Mr. Bartlett points out that higher prices reduce demand while making marginal oil fields economically viable, such that “it is impossible to ever literally run out of oil.” He should note that higher prices don’t create oil — only nature and geologic time do that. Further, this is a distinction without a difference. When oil becomes too expensive to use, how is that different from running out? Mr. Bartlett’s semantic games won’t help when global oil production begins its inevitable decline.



Compromised sovereignty

I would like to point out to reader Serge Wing (” ‘Unprovoked’? Hardly,” Letters, yesterday) and many others that under Anglo-American common law any agreement entered into while one of the parties was under duress and thus not free to act is null and void.

Was Iraq under duress and not free to act when it signed the 1991 armistice?

Further, the U.N. Charter speaks of the “sovereign equality” of all nations. Why, then, are some permitted to possess weapons of mass destruction while others are not? Where in the U.N. Charter is the “sovereign equality” of all nations compromised to permit that difference?



Pension problems

The impending $600 billion financing problem of state and local pension plans poses a daunting challenge to those touting the inevitability of smooth economic recovery (“State and local pension burdens,” Editorial, Tuesday). The question follows: Should taxes be raised? The answer is no. Raising taxes merely would aggravate the underlying problem: State and local pension funds were originally poorly institutionalized. No amount of additional funding will compensate for incompetence.

This does not, however, necessitate the forfeiture of promised benefits. The only feasible solution to the unfunded-pension-liabilities problem is a gradual transformation from “defined benefits” pension plans to defined-contribution plans that rely on individual investment choices and upfront funding.

Meanwhile, for those stuck in the current quagmire of broken-pension promises, the privatization of pension insurance provides the most viable solution to the increasingly high rate of pensions in default. In a policy paper prepared last year at the National Taxpayers Union Foundation titled “The Next Big Bailout?

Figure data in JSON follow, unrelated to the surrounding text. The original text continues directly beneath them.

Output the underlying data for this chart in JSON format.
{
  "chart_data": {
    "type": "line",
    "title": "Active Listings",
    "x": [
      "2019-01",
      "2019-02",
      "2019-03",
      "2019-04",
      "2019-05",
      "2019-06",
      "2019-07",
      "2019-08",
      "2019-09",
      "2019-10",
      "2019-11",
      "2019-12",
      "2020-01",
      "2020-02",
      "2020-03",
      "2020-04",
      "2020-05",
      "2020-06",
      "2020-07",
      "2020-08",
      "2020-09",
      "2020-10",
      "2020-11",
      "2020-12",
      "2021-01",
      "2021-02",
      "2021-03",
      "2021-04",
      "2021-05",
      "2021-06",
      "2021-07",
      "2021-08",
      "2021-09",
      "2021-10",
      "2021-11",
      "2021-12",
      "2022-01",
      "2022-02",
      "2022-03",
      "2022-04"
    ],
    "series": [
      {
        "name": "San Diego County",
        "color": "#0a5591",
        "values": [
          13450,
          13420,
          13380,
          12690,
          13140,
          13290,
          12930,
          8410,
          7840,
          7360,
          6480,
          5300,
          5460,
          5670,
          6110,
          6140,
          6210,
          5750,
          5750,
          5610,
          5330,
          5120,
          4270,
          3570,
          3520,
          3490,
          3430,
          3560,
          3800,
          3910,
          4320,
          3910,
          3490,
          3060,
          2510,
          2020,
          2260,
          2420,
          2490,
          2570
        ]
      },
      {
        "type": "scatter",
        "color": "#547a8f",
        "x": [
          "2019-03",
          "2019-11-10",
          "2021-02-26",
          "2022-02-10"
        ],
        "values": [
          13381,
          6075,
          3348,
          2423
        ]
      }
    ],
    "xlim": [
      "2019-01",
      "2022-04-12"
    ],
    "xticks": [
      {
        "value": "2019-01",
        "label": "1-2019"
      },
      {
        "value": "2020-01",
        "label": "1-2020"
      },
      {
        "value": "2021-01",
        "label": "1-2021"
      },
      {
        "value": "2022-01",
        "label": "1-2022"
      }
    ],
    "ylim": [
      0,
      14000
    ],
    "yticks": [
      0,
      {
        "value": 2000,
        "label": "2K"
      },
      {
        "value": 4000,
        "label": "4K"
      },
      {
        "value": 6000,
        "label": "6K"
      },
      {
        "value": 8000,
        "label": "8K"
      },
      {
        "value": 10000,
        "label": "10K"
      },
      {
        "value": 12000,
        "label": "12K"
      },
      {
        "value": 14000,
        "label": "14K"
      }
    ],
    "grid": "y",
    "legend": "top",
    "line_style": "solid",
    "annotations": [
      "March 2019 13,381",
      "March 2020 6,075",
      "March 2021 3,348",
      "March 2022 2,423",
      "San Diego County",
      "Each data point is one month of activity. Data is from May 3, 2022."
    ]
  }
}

How Underfunded Pensions Put Taxpayers at Risk,” analysts identify the Pension Benefit Guaranty Corp. (PBGC) as facing increasing pressure from the mounting number of unfunded pension programs. Clearly, the introduction of new competition could incite some efficient restructuring to pension insurance. Why, after all, should the PBGC (and the taxpayers backing it) shoulder the burden of pension problems alone?

Irrefutably, pension plans — far too restrictive for the demands of the 21st-century economy — need to be replaced by defined-contribution plans. Moreover, as pensions are phased out, private institutions, which can likely run at a fraction of the cost of the PBGC, should be allowed some leverage to bail out those funds in need of recovery. If these recommendations are taken seriously, we can preserve the long-term well-being of our nation, our economy, and, most importantly, our workers — without introducing the crushing weight of new taxes.